In quei giorni ricevette un'altra lettera di sua madre: — alla Rocca si cospirava di certo. Il signor Bellono era stato là.
— Vogliamo fare questa campagna sul serio?
Perciò Placido una bella mattina al principio di maggio, una di quelle mattine primaverili, in cui il sonno è più dolcemente tirannico fu risvegliato da un numeroso trascinar di casse nel salotto. Dopo d'aver inutilmente cercato di riappicare sonno, si levò, andò a vedere.
Anna era intenta a buttare panni in una cassa alla rinfusa.
— Cosa fai?
— Partire quando?
— Domani.
— Per dove?
— Per la Rocca.
— A far che?
— A lavorare per vivere, non ti pare che sia tempo?
Placido si provò a resistere: la sua pigrizia non mancò di eloquenza — ma le decisioni d'Anna erano inamovibili.
— Tu resta, se vuoi, gli disse pacatamente io vo' alla Rocca.
L'indomani mattina Placido era giù nel convoglio per Asti che non capiva ancora.
Arrivarono a Murialto verso le quattro. Si poteva andar dritto alla Rocca per la valle di S. Martino. Un'altra meno coraggiosa di Anna avrebbe scelto questa strada: essa si vergognava invece di passar di soppiatto.
— Su alla piazza, disse al vetturino, sfidando con un gesto tutte le curiosità di Murialto.

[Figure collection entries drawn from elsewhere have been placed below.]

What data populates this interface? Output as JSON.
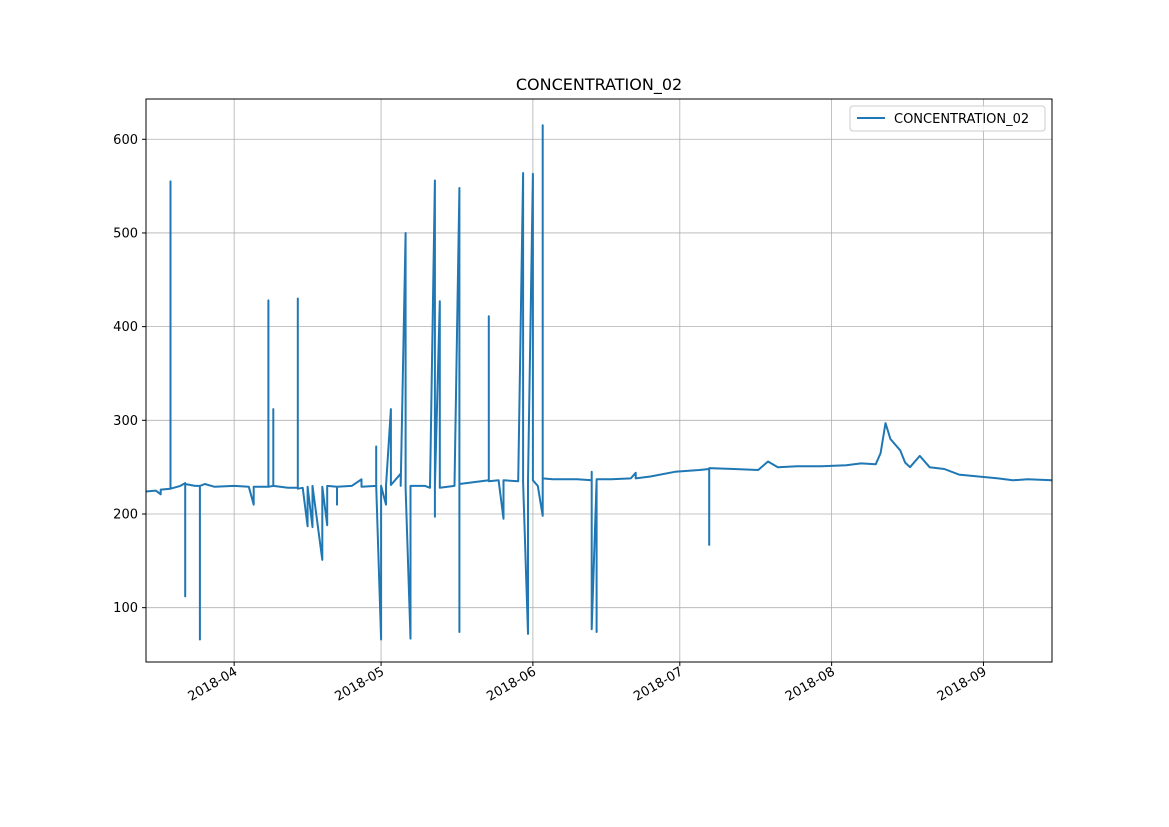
{
  "chart_data": {
    "type": "line",
    "title": "CONCENTRATION_02",
    "xlabel": "",
    "ylabel": "",
    "x_axis_type": "date",
    "xlim": [
      "2018-03-14",
      "2018-09-15"
    ],
    "ylim": [
      42,
      643
    ],
    "y_ticks": [
      100,
      200,
      300,
      400,
      500,
      600
    ],
    "x_ticks": [
      "2018-04-01",
      "2018-05-01",
      "2018-06-01",
      "2018-07-01",
      "2018-08-01",
      "2018-09-01"
    ],
    "x_tick_labels": [
      "2018-04",
      "2018-05",
      "2018-06",
      "2018-07",
      "2018-08",
      "2018-09"
    ],
    "grid": true,
    "legend": {
      "position": "upper right",
      "entries": [
        "CONCENTRATION_02"
      ]
    },
    "line_color": "#1f77b4",
    "series": [
      {
        "name": "CONCENTRATION_02",
        "points": [
          [
            "2018-03-14",
            224
          ],
          [
            "2018-03-16",
            225
          ],
          [
            "2018-03-17",
            221
          ],
          [
            "2018-03-17",
            226
          ],
          [
            "2018-03-19",
            227
          ],
          [
            "2018-03-19",
            555
          ],
          [
            "2018-03-19",
            227
          ],
          [
            "2018-03-21",
            230
          ],
          [
            "2018-03-22",
            233
          ],
          [
            "2018-03-22",
            112
          ],
          [
            "2018-03-22",
            232
          ],
          [
            "2018-03-24",
            230
          ],
          [
            "2018-03-25",
            230
          ],
          [
            "2018-03-25",
            66
          ],
          [
            "2018-03-25",
            230
          ],
          [
            "2018-03-26",
            232
          ],
          [
            "2018-03-28",
            229
          ],
          [
            "2018-04-01",
            230
          ],
          [
            "2018-04-04",
            229
          ],
          [
            "2018-04-05",
            210
          ],
          [
            "2018-04-05",
            229
          ],
          [
            "2018-04-08",
            229
          ],
          [
            "2018-04-08",
            428
          ],
          [
            "2018-04-08",
            229
          ],
          [
            "2018-04-09",
            230
          ],
          [
            "2018-04-09",
            312
          ],
          [
            "2018-04-09",
            230
          ],
          [
            "2018-04-12",
            228
          ],
          [
            "2018-04-14",
            228
          ],
          [
            "2018-04-14",
            430
          ],
          [
            "2018-04-14",
            227
          ],
          [
            "2018-04-15",
            228
          ],
          [
            "2018-04-16",
            187
          ],
          [
            "2018-04-16",
            229
          ],
          [
            "2018-04-17",
            186
          ],
          [
            "2018-04-17",
            229
          ],
          [
            "2018-04-17",
            208
          ],
          [
            "2018-04-17",
            230
          ],
          [
            "2018-04-19",
            151
          ],
          [
            "2018-04-19",
            229
          ],
          [
            "2018-04-20",
            188
          ],
          [
            "2018-04-20",
            230
          ],
          [
            "2018-04-22",
            229
          ],
          [
            "2018-04-22",
            210
          ],
          [
            "2018-04-22",
            229
          ],
          [
            "2018-04-25",
            230
          ],
          [
            "2018-04-27",
            237
          ],
          [
            "2018-04-27",
            229
          ],
          [
            "2018-04-30",
            230
          ],
          [
            "2018-04-30",
            272
          ],
          [
            "2018-04-30",
            230
          ],
          [
            "2018-05-01",
            66
          ],
          [
            "2018-05-01",
            230
          ],
          [
            "2018-05-02",
            210
          ],
          [
            "2018-05-02",
            230
          ],
          [
            "2018-05-03",
            312
          ],
          [
            "2018-05-03",
            231
          ],
          [
            "2018-05-05",
            243
          ],
          [
            "2018-05-05",
            230
          ],
          [
            "2018-05-06",
            500
          ],
          [
            "2018-05-06",
            228
          ],
          [
            "2018-05-07",
            67
          ],
          [
            "2018-05-07",
            230
          ],
          [
            "2018-05-10",
            230
          ],
          [
            "2018-05-11",
            228
          ],
          [
            "2018-05-12",
            556
          ],
          [
            "2018-05-12",
            197
          ],
          [
            "2018-05-12",
            229
          ],
          [
            "2018-05-13",
            427
          ],
          [
            "2018-05-13",
            228
          ],
          [
            "2018-05-16",
            230
          ],
          [
            "2018-05-17",
            548
          ],
          [
            "2018-05-17",
            74
          ],
          [
            "2018-05-17",
            232
          ],
          [
            "2018-05-20",
            234
          ],
          [
            "2018-05-23",
            236
          ],
          [
            "2018-05-23",
            411
          ],
          [
            "2018-05-23",
            235
          ],
          [
            "2018-05-25",
            236
          ],
          [
            "2018-05-26",
            195
          ],
          [
            "2018-05-26",
            236
          ],
          [
            "2018-05-29",
            235
          ],
          [
            "2018-05-30",
            564
          ],
          [
            "2018-05-30",
            234
          ],
          [
            "2018-05-31",
            72
          ],
          [
            "2018-05-31",
            235
          ],
          [
            "2018-06-01",
            563
          ],
          [
            "2018-06-01",
            236
          ],
          [
            "2018-06-02",
            230
          ],
          [
            "2018-06-03",
            198
          ],
          [
            "2018-06-03",
            615
          ],
          [
            "2018-06-03",
            238
          ],
          [
            "2018-06-05",
            237
          ],
          [
            "2018-06-10",
            237
          ],
          [
            "2018-06-13",
            236
          ],
          [
            "2018-06-13",
            245
          ],
          [
            "2018-06-13",
            77
          ],
          [
            "2018-06-14",
            236
          ],
          [
            "2018-06-14",
            74
          ],
          [
            "2018-06-14",
            237
          ],
          [
            "2018-06-17",
            237
          ],
          [
            "2018-06-21",
            238
          ],
          [
            "2018-06-22",
            244
          ],
          [
            "2018-06-22",
            238
          ],
          [
            "2018-06-25",
            240
          ],
          [
            "2018-06-30",
            245
          ],
          [
            "2018-07-05",
            247
          ],
          [
            "2018-07-07",
            248
          ],
          [
            "2018-07-07",
            167
          ],
          [
            "2018-07-07",
            249
          ],
          [
            "2018-07-12",
            248
          ],
          [
            "2018-07-17",
            247
          ],
          [
            "2018-07-19",
            256
          ],
          [
            "2018-07-21",
            250
          ],
          [
            "2018-07-25",
            251
          ],
          [
            "2018-07-30",
            251
          ],
          [
            "2018-08-04",
            252
          ],
          [
            "2018-08-07",
            254
          ],
          [
            "2018-08-10",
            253
          ],
          [
            "2018-08-11",
            265
          ],
          [
            "2018-08-12",
            297
          ],
          [
            "2018-08-13",
            280
          ],
          [
            "2018-08-15",
            268
          ],
          [
            "2018-08-16",
            255
          ],
          [
            "2018-08-17",
            250
          ],
          [
            "2018-08-19",
            262
          ],
          [
            "2018-08-21",
            250
          ],
          [
            "2018-08-24",
            248
          ],
          [
            "2018-08-27",
            242
          ],
          [
            "2018-08-31",
            240
          ],
          [
            "2018-09-04",
            238
          ],
          [
            "2018-09-07",
            236
          ],
          [
            "2018-09-10",
            237
          ],
          [
            "2018-09-15",
            236
          ]
        ]
      }
    ]
  }
}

In tutte le sue azioni doveva esserci l'intenzione pugnace. Passò imperterrita sotto tutti gli sguardi di curiosità e di stupore.
Smontarono alla porta di casa sua.
— Solo un minuto per salutarli, disse Anna precipitandosi all'improvviso in cucina in mezzo alla famiglia.
E fu di parola: resistette fermamente alle istanze di sua madre — e volle assolutamente proseguire la strada.
— Fa benissimo, sentenziò il flebotomo.
— Lo so; ribatté l'Anna; poi, rimontando in calesse, disse ad alta voce: — se volete vedermi, venite a trovarmi, perché per molto tempo non mi muoverò più dalla Rocca.